5 Minutes with Georgia Hinton

5 Minutes with Georgia Hinton

Dr Georgia Hinton was placed by Ccentric as the Director of Operations and Business Development at the Victor Chang Cardiac Research Institute in 2018. After completing a Bachelor of Science (Honours) and her PhD, Dr Hinton has had a career spanning many facets of the healthcare industry including GE Healthcare, Roche Pharmaceuticals, and RDNS (now Bolton Clarke).

What was your first job out of university and how do you think it shaped your career path?

My first job out of university was working for the Boston Consulting Group (BCG). I was doing my PhD, I loved health and science, but I never saw myself as an academic. I wanted to get into the commercial/business side of health and work closer with patients. I thought working for one of the worlds most prestigious consulting firms was the way forward (without me having to go back and study!).

BCG was absolutely instrumental in providing the fundamentals of business and strategy – I was absolutely thrown in the deep end; everything that you know about high strategic level firms is absolutely true – long hours, tight deadlines, fast pace, committed and smart people. It was an incredible learning experience and it’s been the foundation of where I am today.

Who would you say has inspired you the most throughout your career?

I have been fortunate to have worked with a few great managers and leaders who’ve mentored me through challenging work situations when things have been tough.

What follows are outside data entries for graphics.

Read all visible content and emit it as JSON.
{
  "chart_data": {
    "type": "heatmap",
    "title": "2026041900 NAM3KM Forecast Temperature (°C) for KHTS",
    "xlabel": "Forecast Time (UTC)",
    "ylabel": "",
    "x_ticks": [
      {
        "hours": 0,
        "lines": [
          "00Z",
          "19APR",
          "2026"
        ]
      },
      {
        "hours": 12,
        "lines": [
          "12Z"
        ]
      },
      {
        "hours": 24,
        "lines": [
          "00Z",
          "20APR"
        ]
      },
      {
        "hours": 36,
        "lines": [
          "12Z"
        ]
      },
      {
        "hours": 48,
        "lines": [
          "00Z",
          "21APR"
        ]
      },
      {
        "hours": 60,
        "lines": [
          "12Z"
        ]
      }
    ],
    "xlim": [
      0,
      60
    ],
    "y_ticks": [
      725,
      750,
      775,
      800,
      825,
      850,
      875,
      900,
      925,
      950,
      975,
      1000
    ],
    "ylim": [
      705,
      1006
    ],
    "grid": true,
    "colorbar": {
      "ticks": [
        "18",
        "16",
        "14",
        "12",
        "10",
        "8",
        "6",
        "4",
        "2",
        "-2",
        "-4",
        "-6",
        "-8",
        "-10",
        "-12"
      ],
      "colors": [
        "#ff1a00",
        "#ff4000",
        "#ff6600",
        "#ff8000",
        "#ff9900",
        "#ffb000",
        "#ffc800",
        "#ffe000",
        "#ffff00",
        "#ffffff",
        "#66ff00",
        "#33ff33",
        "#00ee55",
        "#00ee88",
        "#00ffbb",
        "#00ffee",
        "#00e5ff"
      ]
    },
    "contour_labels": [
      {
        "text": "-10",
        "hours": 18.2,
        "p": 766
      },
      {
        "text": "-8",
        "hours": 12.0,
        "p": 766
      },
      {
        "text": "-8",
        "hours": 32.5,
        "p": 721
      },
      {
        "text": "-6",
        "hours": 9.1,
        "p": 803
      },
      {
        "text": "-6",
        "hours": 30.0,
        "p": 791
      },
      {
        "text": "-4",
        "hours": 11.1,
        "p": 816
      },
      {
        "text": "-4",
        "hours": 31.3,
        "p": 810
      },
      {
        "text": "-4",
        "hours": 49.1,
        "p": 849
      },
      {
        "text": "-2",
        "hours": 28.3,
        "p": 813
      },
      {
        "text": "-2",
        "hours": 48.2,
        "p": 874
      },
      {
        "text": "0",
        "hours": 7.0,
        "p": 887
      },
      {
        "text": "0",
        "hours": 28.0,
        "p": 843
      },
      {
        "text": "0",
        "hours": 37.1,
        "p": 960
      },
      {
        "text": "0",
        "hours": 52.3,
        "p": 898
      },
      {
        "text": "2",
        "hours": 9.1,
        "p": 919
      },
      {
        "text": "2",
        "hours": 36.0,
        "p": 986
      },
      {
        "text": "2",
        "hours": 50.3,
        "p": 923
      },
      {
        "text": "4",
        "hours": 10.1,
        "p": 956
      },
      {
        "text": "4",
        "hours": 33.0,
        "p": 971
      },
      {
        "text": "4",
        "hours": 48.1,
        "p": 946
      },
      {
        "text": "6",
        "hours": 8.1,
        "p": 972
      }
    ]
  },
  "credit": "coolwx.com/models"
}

These are people who have I think taken risks.  A big part of being a successful leader is about taking risks with new people, with people who are not necessarily ‘traditional hires’. I have tried to implement that in my leadership style. People will often look at my CV and say “how did you go from here to here and then here”; and I say well it has been due to these people.  One element of building successful teams is about putting the right people with the right capabilities in the right roles.  Recruiting for the capabilities you require is critical.  It’s not about trying to box people into role ‘types’. Creativity and innovation are fundamental to business today and we need people to  be flexibile, adaptable, learn and fail fast to be able to move forward.  I think business leaders understand this, but unfortunately I rarely see this in action.

On a personal level I have had extremely supportive parents.  They’re have both been really hard working, both were migrants into Australia and they never set limits on what I could achieve.  So, I’ve never let that stop me moving countries and taking on different roles and I’ve always taken them with the mantra that you’ll never know unless you give it a go.

Do you think there were benefits of working with an executive search firm?

In this case, I had a great experience with Michael (De Santis). Michael was very lateral in his thinking and he needed to place a role that was complex and multidimensional.  When you find recruiters that are open and broad in their thinking about people and capabilities, its so much easier.  You really feel like you are not being squeezed into a box. It is always tough when you’re looking for a new role, so you look for likeminded people and recruiters. I think the value that they bring is the ability to sift through a lot of the ambiguity out there.

What would be your tip to an aspiring leader?

Travel – meet different people, have different experiences, build networks and take some risks.  Keep doing this throughout your career – don’t let work stop you.  It’s such an important part of developing you as a person and makes you a more well rounded leader.

Goals are always great, but to be honest I have never had really visionary goals.  I sometimes feel they can be restrictive for people.

Don’t get stale in one role or one organisation, move around because that’s how you keep learning, stay refreshed and energised and that’s what makes organisations dynamic and innovative.